I also wanted to include music by Vermont composers. As I started looking for Vermont music, I was hoping I might accomplish a twofer, and happily, I was drawn to the music of Brandon composer Eve Beglarian. But I still didn’t have a ton of music-learning time over and above what I needed for the collaborative pieces (usually new to me) and the ever-new Scarlatti sonatas. So I learned a couple of wonderful but also easy and short Eve Beglarian pieces. One of them, the sublime and tender “Another Time”, has become a frequent closer, a good way to cap off a program as a sort of gentle cooldown following a more extroverted and showy piece as one expects at (or near) the end.

Then for my Brunswick concert, in which every piece was connected to a key date in Brunswick history (see program below), I was looking for a piece from 1748, and came across the sprightly op. 2 of Elisabetta de Gambarini, the first British women to publish a collection of original compositions. The “Lesson” op. 2 no. 11 is now my go-to opener.
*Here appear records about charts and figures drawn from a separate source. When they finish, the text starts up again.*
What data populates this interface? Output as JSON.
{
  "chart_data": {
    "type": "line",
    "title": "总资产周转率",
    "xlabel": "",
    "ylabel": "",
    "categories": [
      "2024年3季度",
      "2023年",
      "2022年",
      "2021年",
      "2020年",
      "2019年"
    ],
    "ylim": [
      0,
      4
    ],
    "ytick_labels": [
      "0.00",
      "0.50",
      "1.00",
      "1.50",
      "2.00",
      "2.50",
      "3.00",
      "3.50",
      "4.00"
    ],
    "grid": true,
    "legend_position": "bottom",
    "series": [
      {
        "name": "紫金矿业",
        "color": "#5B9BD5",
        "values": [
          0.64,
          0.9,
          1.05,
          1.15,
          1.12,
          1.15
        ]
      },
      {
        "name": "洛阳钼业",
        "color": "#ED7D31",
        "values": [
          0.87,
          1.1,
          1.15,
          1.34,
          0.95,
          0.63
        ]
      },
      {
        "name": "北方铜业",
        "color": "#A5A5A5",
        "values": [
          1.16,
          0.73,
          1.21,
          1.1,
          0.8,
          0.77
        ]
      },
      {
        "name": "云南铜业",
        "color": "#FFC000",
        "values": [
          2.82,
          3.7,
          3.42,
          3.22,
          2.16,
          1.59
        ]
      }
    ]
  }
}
It’s flashier than the Beglarian pieces, though also short. So now most of my programs begin and/or close with short pieces by women, across a span of almost three centuries. 

I’m keenly aware that it would be hard to find a clearer example of tokenism. I was explicitly looking for music by women. I chose a (very) few pieces, all short and not too hard to learn. And now I take pains to include them in most of my concerts.

But as I said in my opening paraphrase: Tokenism is the deference hegemony pays to diversity. I have a ways to go, and I’m planning to work more non-male-composed music into my repertoire. In the meantime, a couple of token pieces are better than nothing.

P.S. I should make something clear. “Tokenism” frequently carries the implication that the included thing is not up to snuff, and is there merely because it represents an underrepresented category. Not the case here! The Beglarian and de Gambarini pieces kick butt.